Neighborhood size of training data influences soil map disaggregation

TitleNeighborhood size of training data influences soil map disaggregation
Publication TypeJournal Article
Year of Publication2017
AuthorsLevi MR
JournalSoil Science Society of America Journal
Date Published04/2017
ARIS Log Number332246
Soil class mapping relies on the ability of sample locations to represent portions of the landscape with similar soil types; however, most digital soil mapping (DSM) approaches intersect sample locations with one raster pixel per covariate layer regardless of pixel size. This approach does not take into account the variability of covariate information adjacent to training data that represent the polypedon. My objective was to disaggregate a soil map in a semiarid Arizona rangeland (78,569 ha) by exploring different neighborhood sizes for extracting covariate data to points. Eight machine learning algorithms were compared to assess the influence of aggregating covariate data in neighborhood sizes between 0 – 180 m radius and a multi-scale model. Kappa values of all models ranged between 0.24 and 0.44 and increased with buffer radius up to a radius of 150 m. Support vector machine and random forest algorithms performed best across all scales.

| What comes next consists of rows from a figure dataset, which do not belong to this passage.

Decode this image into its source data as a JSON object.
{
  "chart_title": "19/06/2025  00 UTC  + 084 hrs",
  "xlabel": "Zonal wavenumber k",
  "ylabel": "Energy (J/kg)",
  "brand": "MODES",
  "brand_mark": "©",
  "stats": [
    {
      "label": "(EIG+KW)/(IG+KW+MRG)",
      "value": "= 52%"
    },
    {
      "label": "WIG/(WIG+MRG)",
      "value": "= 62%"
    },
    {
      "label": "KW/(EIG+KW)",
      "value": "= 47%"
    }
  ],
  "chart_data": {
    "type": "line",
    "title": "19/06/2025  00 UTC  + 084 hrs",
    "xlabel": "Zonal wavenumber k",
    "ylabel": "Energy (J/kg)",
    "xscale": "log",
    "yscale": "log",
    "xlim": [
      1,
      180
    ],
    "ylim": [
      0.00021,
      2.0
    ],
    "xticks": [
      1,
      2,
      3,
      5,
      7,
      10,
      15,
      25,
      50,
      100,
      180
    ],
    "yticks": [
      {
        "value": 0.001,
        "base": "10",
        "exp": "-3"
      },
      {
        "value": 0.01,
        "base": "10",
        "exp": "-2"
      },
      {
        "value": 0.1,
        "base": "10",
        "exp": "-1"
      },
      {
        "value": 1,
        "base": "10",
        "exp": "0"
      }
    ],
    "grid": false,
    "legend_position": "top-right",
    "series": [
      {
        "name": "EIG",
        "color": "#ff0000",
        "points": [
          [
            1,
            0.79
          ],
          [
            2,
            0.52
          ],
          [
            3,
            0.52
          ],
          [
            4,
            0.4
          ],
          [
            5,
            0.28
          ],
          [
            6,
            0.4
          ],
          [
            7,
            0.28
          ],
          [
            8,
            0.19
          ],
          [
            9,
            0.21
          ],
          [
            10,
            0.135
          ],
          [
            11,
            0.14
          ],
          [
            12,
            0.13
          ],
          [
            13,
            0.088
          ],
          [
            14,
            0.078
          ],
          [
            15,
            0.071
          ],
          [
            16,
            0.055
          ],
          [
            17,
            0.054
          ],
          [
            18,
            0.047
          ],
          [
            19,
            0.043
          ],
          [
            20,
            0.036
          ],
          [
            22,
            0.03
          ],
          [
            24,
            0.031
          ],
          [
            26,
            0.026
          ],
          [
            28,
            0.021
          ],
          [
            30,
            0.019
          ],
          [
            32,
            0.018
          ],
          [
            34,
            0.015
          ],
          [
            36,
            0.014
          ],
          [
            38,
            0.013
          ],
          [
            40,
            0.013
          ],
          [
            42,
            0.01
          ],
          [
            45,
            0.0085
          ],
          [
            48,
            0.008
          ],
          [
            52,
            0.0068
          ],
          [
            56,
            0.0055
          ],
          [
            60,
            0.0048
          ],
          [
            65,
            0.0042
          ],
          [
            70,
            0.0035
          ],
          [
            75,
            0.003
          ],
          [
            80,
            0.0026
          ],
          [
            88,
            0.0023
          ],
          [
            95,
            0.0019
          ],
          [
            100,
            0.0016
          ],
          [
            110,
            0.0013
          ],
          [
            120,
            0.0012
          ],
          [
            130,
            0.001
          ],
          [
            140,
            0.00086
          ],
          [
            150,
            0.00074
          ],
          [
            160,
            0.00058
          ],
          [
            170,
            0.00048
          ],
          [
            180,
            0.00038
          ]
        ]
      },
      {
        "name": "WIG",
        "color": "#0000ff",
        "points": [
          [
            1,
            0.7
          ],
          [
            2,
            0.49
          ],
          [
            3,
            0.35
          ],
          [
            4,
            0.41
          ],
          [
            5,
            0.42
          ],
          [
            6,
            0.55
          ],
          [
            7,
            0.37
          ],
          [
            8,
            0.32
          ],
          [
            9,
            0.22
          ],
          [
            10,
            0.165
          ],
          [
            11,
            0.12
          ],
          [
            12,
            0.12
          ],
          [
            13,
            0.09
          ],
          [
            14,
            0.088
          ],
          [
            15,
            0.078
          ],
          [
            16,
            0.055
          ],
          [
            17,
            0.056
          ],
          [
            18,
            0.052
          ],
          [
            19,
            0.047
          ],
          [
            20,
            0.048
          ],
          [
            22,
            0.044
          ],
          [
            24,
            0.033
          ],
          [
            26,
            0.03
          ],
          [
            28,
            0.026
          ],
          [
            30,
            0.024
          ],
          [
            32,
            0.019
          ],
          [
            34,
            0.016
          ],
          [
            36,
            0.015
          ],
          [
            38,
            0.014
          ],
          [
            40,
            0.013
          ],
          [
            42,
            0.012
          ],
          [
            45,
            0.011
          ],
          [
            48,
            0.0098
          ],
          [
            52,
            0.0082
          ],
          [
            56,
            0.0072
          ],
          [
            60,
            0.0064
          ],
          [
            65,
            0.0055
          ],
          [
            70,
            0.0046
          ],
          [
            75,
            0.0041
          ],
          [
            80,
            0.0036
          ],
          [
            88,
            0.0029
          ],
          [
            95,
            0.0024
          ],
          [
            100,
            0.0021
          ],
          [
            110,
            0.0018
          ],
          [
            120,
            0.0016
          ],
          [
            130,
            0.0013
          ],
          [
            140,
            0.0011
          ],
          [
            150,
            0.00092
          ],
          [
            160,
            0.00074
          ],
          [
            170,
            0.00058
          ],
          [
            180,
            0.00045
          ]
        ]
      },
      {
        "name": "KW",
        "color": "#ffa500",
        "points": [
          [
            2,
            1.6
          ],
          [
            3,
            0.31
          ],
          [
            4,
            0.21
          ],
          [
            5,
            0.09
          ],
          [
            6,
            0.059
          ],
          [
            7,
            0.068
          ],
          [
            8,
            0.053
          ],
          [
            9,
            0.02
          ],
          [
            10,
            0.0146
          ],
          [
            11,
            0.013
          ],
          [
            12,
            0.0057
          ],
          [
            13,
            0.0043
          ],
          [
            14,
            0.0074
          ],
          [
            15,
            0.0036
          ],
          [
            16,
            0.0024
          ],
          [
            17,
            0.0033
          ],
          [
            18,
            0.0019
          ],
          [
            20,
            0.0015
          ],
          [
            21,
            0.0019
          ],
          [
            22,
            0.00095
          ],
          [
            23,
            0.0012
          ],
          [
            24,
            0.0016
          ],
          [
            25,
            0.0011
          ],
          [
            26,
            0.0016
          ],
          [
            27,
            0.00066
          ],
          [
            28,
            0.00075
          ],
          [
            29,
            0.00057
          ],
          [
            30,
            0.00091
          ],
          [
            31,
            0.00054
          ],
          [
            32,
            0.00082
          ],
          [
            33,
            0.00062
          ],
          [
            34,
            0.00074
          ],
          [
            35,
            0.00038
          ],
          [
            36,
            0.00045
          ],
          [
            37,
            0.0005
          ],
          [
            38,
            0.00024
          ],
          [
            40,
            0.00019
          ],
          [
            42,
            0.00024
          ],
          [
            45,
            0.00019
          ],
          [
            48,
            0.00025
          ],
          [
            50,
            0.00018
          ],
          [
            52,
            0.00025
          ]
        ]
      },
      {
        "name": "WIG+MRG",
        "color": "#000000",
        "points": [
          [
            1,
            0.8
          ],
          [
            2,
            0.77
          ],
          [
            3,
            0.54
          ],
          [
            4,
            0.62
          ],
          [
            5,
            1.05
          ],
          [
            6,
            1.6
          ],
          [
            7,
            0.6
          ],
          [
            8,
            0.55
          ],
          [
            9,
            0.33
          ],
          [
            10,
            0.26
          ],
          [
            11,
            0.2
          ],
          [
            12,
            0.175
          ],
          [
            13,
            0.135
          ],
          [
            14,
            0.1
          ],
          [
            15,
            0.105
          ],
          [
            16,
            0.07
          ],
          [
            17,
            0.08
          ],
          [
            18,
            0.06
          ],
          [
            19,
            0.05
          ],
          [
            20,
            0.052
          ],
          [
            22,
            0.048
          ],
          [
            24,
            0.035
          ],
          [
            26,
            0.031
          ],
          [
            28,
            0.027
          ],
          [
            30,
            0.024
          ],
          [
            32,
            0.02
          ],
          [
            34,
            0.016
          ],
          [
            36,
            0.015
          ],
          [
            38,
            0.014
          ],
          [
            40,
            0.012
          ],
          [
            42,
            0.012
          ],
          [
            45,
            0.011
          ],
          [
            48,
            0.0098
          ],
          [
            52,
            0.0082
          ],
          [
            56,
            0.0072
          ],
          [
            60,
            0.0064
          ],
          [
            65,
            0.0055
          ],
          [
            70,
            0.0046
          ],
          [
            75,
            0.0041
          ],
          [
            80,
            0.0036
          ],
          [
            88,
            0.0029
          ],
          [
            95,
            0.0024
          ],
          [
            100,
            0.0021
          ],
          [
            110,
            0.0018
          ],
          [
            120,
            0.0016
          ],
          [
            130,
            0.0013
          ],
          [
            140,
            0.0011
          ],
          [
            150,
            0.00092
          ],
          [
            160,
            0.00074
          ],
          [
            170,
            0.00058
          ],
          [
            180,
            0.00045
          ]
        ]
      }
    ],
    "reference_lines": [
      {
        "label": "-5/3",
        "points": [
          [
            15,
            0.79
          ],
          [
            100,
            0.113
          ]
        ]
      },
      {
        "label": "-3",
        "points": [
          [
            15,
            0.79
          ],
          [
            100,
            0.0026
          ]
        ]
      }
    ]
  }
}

The radial support vector machine model using 150 m aggregations of covariates had the highest kappa and produced a more generalized map compared to the best multi-resolution model (random forest) which resulted in a mix of general and detailed soil features. Evaluating a range of neighborhood sizes for aggregating covariate data provides a method of accounting for multi-scale processes important for predicting soil patterns without modifying pixel size of final maps. Incorporating polypedon concepts from traditional soil survey with DSM approaches can strengthen ties between them and optimize the extraction of landscape information for predicting soil properties.